Consider the case of athletes like Laurel Hubbard, whose inclusion in women’s sports sparked global outrage. Critics argued that her testosterone levels gave her an unfair advantage, as if biology alone could determine athletic prowess. But where’s the outrage for cisgender women with naturally high testosterone? Where’s the scrutiny for the arbitrary thresholds that gatekeep participation? The obsession with policing bodies isn’t about fairness—it’s about fear. Fear of losing control. Fear of a world where womanhood isn’t a fixed category but a fluid, evolving identity.

A protest sign reading 'Trans women are women' held aloft in a crowd

The Intersectional Betrayal: When Feminism Turns Its Back

Intersectionality was supposed to be feminism’s salvation—a framework that recognized how race, class, and gender intersect to shape oppression. Yet when trans women entered the equation, many self-proclaimed intersectional feminists looked the other way. The logic was perverse: trans women, they argued, were privileged men who had never experienced misogyny. Never mind that trans women face staggering rates of violence, discrimination, and erasure.

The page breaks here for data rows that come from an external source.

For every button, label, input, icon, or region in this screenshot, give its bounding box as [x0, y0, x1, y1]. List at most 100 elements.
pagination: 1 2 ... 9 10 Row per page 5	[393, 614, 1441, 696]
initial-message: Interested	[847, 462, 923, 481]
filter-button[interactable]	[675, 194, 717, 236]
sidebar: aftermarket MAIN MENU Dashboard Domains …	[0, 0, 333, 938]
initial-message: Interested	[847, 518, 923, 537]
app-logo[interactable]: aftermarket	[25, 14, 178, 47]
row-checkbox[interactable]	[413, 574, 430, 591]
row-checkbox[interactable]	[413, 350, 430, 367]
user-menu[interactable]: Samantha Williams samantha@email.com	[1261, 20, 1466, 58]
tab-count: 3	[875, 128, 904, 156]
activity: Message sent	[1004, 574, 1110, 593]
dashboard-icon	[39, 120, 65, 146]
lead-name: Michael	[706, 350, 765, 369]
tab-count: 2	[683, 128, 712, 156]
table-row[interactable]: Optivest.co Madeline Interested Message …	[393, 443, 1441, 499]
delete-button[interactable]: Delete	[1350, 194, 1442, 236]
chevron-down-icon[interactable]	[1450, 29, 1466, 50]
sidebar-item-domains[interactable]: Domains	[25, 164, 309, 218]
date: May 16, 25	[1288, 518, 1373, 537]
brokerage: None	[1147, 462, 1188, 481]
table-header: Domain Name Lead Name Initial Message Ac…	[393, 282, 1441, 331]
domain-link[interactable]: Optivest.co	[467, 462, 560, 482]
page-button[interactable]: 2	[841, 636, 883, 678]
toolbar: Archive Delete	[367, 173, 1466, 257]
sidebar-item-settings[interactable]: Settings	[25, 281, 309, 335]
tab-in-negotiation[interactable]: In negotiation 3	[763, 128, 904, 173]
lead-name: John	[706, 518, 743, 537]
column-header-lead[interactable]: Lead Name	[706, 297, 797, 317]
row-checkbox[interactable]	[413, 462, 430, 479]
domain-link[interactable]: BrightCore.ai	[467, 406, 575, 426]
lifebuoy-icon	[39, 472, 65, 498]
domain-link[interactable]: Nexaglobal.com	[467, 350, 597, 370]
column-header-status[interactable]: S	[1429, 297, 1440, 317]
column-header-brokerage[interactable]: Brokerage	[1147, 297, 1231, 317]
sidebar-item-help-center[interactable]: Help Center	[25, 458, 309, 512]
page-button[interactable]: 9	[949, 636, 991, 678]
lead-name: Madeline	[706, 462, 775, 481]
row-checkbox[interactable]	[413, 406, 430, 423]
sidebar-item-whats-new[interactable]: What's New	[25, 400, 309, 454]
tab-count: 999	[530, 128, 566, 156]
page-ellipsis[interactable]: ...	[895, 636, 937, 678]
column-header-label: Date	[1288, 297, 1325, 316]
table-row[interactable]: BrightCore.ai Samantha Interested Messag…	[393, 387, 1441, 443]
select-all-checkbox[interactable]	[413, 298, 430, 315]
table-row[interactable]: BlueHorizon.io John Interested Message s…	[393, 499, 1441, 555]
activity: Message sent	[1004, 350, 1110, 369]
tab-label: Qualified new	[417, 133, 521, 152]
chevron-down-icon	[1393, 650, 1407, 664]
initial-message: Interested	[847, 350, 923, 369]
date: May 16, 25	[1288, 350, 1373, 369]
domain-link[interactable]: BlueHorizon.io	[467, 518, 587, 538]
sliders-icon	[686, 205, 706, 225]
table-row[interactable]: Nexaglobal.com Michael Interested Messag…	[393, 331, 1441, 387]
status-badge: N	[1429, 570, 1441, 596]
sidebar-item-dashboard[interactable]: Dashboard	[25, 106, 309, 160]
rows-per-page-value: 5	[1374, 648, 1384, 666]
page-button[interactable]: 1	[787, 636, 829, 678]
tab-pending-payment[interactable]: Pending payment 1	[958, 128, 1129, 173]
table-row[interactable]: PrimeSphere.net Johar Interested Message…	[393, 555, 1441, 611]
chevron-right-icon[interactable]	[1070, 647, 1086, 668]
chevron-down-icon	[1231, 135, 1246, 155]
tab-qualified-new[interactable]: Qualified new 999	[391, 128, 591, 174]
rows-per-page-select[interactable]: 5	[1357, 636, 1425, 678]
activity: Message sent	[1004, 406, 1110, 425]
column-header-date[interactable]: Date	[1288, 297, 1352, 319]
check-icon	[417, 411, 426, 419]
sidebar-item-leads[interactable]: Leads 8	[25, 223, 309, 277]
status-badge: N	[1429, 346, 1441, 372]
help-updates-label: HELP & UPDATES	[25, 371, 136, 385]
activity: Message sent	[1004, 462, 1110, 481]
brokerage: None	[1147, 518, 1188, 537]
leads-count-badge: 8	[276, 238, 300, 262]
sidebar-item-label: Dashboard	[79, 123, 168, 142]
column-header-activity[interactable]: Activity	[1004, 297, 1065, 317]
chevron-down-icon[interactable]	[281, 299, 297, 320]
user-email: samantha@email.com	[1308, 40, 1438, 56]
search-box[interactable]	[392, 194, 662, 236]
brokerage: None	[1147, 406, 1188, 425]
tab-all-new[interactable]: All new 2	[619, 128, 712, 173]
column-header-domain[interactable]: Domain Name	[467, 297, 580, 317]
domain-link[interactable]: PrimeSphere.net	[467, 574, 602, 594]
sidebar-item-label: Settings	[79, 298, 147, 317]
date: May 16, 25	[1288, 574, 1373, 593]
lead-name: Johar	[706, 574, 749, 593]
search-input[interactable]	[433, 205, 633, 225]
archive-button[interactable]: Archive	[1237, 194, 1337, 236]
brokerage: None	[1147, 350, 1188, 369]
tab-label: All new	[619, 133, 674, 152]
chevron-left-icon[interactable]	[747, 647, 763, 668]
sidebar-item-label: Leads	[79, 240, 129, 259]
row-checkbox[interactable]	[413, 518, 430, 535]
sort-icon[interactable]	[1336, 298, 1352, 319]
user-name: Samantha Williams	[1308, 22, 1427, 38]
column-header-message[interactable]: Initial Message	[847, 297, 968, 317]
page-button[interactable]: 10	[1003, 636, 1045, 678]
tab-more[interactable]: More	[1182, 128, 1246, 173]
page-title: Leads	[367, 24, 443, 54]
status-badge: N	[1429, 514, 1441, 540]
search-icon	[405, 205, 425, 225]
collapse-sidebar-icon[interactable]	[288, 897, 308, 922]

Never mind that their inclusion in feminist spaces is often met with hostility rather than solidarity.

This isn’t just a betrayal of trans women—it’s a betrayal of intersectionality itself. If feminism cannot accommodate the most marginalized among us, what is it good for? The movement’s failure to center trans women isn’t just a tactical error; it’s a moral failure. It reveals a feminism that is more interested in preserving its own purity than dismantling the systems that oppress all women.

The Language of Erasure: How TERF Ideology Harms All Women

The acronym TERF—Trans-Exclusionary Radical Feminist—has become a dirty word, but its ideology is far more insidious than the label suggests. TERFs don’t just exclude trans women; they redefine womanhood in ways that harm cisgender women too. By insisting that womanhood is rooted in biology, they inadvertently reinforce the idea that women are defined by their bodies, not their experiences. This plays right into the hands of patriarchal systems that have long sought to control women through their bodies.

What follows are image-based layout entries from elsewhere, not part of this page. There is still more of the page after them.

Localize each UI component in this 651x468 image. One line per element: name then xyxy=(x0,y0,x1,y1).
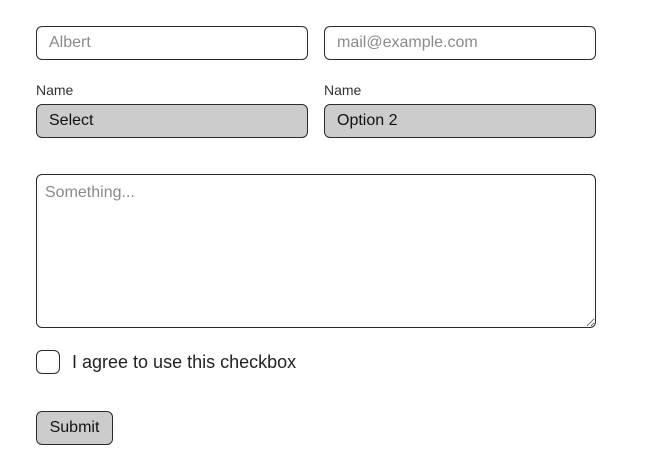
message-textarea[interactable] xyxy=(36,174,596,328)
email-input[interactable] xyxy=(324,26,596,60)
select-1-label: Name xyxy=(36,82,74,98)
select-1-value: Select xyxy=(49,112,94,129)
select-2-label: Name xyxy=(324,82,362,98)
submit-button[interactable]: Submit xyxy=(36,411,113,445)
agree-checkbox-label[interactable]: I agree to use this checkbox xyxy=(72,352,296,373)
select-2-dropdown[interactable]: Option 2 xyxy=(324,104,596,138)
select-2-value: Option 2 xyxy=(337,112,398,129)
form-page: Name Name Select Option 2 I agree to use… xyxy=(0,0,651,468)
agree-checkbox[interactable] xyxy=(36,350,60,374)
first-name-input[interactable] xyxy=(36,26,308,60)
select-1-dropdown[interactable]: Select xyxy=(36,104,308,138)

Worse still, TERF rhetoric often bleeds into transphobic tropes that paint trans women as predators or deceivers. This isn’t just harmful to trans women—it’s a gift to the very systems that seek to divide and conquer. When feminists align themselves with anti-trans rhetoric, they become unwitting allies to the forces that profit from keeping women divided.

The Future of Feminism: Can It Survive Its Own Divisions?

The trans women are women debate isn’t going away. It’s a symptom of a larger reckoning—one that demands feminism confront its own contradictions. Can the movement evolve, or will it fracture under the weight of its own dogma? The answer lies in whether feminism is willing to prioritize solidarity over purity, inclusion over exclusion.

Some argue that the debate is a distraction, that feminists should focus on tangible issues like pay equity, reproductive rights, and gender-based violence. But this ignores the fact that the debate itself is a battleground for the soul of feminism. If feminism cannot accommodate trans women, it cannot claim to represent all women. And if it cannot represent all women, it is doomed to irrelevance.

A diverse group of women holding signs that read 'Trans women are women' and 'Feminism includes trans women'

Conclusion: The Choice Feminism Must Make

Feminism is at a crossroads. It can cling to the past, a relic of a time when womanhood was narrowly defined and exclusion was the norm. Or it can embrace the future, a feminism that recognizes the fluidity of identity and the power of solidarity. The choice isn’t just about trans women—it’s about the very soul of the movement.

Will feminism be a fortress that locks out the marginalized, or a sanctuary that welcomes them in? The answer will determine whether the movement survives or becomes a footnote in history—a cautionary tale of a revolution that failed to live up to its ideals.